Na Motown, o trabalho solo de Jackson e a música com os Jackson 5 (cujo nome depois virou The Jacksons) foi associado com o pop chiclete puro. Trabalhando os garotos da família Jackson para que criassem hits, a Motown também impedia que Michael e seus irmãos tivessem qualquer controle criativo ou poder de contribuição sobre a música deles. Menos problemática quando os garotos eram mais novos e controlados pelo pai manipulador, Joe, essa falta de independência tornou-se mais grave quando ficou claro que o talento de Michael estava anos-luz à frente do de seus irmãos.

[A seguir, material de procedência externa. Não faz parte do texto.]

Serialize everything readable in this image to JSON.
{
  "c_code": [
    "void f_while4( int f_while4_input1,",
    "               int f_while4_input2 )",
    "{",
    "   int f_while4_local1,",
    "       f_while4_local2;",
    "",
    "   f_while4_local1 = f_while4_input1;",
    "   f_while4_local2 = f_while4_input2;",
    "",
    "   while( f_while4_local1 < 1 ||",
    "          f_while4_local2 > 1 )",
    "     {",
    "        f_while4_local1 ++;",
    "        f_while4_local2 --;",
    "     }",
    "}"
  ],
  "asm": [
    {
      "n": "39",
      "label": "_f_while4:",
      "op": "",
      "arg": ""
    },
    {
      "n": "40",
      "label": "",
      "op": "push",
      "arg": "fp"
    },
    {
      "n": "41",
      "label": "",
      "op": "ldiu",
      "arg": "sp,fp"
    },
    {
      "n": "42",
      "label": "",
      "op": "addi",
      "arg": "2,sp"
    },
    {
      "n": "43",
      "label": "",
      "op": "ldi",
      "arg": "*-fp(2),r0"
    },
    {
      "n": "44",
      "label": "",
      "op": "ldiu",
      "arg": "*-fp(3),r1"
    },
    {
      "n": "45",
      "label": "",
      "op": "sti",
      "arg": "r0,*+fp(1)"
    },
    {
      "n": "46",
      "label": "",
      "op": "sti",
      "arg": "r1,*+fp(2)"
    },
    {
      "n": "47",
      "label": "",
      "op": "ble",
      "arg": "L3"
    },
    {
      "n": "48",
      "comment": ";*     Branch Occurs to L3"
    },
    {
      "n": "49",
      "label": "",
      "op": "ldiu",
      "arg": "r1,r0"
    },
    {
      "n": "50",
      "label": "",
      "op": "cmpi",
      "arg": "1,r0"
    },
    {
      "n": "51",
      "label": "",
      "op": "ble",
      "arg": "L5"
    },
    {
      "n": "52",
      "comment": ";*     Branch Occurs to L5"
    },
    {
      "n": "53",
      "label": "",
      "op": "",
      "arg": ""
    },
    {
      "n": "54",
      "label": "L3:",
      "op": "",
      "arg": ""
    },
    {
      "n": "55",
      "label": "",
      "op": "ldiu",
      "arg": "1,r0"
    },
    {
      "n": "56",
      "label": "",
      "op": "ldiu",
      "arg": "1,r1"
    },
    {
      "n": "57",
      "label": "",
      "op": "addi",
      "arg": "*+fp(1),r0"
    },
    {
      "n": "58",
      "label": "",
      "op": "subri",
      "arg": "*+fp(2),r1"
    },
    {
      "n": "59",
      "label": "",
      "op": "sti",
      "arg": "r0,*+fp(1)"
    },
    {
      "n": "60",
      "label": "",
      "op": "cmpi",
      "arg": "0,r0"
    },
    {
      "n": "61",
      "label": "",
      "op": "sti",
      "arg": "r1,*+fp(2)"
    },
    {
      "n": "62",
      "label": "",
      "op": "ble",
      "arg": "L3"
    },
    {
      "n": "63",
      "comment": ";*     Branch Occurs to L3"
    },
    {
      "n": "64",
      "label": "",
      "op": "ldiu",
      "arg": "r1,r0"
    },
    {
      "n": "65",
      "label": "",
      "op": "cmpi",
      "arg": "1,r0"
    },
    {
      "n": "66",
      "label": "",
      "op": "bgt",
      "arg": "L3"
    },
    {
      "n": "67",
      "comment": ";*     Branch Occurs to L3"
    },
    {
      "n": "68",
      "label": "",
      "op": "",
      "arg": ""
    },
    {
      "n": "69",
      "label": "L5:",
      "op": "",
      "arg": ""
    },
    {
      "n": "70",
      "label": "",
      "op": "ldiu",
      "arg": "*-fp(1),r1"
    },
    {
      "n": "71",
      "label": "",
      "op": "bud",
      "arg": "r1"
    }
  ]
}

Somente os muito obcecados por Michael Jackson reconhecem que ele teve uma produção solo antes de Off the Wall. Pela Motown, lançou quatro discos solo: Got to Be There (1972), Ben (1972), Music and Me (1973) e Forever, Michael (1975). Os discos venderam muito bem, mas não eram exatamente de vanguarda. Por exemplo, a faixa título de Ben, indicada ao Oscar, foi trilha do filme de mesmo nome, que contava a história de um garotinho e seu rato de estimação (chamado Ben), que se torna o líder de uma colônia de ratos assassinos aterrorizando uma cidadezinha. Acho que eu seria incapaz de criar um plot mais ridículo se me dessem um bloco de anotações, uma garrafa de uísque e uma hora para trabalhar.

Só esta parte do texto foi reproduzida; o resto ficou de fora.